Inseguite e fotosegnalate da un drone spia per aver brucato abusivamente l’erba in alcuni terreni alla periferia di Asti. Così, un gregge criminale di pecore e capre, finito sul banco degli imputati con il suo pastore per pirateria di pascoli, è finito in tribunale. Al pastore, Riccardo P., 58 anni, Cuneese, non è andata benissimo. Malgrado la difesa degli avvocati Giulia Gai e Nicola Dottore, che hanno cercato di dimostrare che l’invasione era frutto di un malinteso, l’uomo è stato condannato. Imputato di invasione di terreno altrui e pascolo abusivo, due reati ripescati dall’oblio penale, il giudice lo ha condannato a mille euro di multa.
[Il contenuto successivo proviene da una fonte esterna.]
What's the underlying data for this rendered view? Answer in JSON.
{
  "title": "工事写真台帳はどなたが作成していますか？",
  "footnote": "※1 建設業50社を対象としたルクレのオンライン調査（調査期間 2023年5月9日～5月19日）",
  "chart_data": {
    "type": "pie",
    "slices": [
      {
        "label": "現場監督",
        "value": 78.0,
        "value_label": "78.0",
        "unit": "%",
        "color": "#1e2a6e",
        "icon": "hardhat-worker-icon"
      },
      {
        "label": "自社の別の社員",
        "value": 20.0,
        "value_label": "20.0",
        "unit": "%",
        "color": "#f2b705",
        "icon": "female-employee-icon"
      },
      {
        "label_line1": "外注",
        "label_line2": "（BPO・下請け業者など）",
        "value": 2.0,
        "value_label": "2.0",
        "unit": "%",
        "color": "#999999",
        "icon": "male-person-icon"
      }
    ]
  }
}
Colpevole di aver portato il gregge a pascolare in una zona senza autorizzazione per una decina di giorni.

L’inchiesta

«Dura lex, sed lex», dicevano i giuristi latini. Il fatto, discusso in un’aula del tribunale di Asti, risale al gennaio 2024. Il proprietario dei terreni, passando per caso nei pressi degli appezzamenti, nota la presenza del gregge e del veicolo del pastore. Un pastore abusivo, secondo la denuncia del proprietario. “Sì, ho autorizzato l’uso dei miei terreni a un allevatore, in cambio di un compenso, ma al suo posto ho trovato un’altra persona” spiega alla Forestale il proprietario. Presenta querela e scatta l’indagine. Per inchiodare le pecore e le capre, come prova del reato, gli investigatori utilizzano un drone riprendendo dall’alto il gregge. Le immagini sono finite in un dossier prodotto in aula, per inchiodare il pastore e i suoi animali. L’invasione, stando agli accertamenti, sarebbe durata dal 22 gennaio a fine mese. E quelle foto sono diventate prove schiaccianti. “Non ci resta che fare ricorso in appello” dice amareggiata l’avvocata Giulia Gai.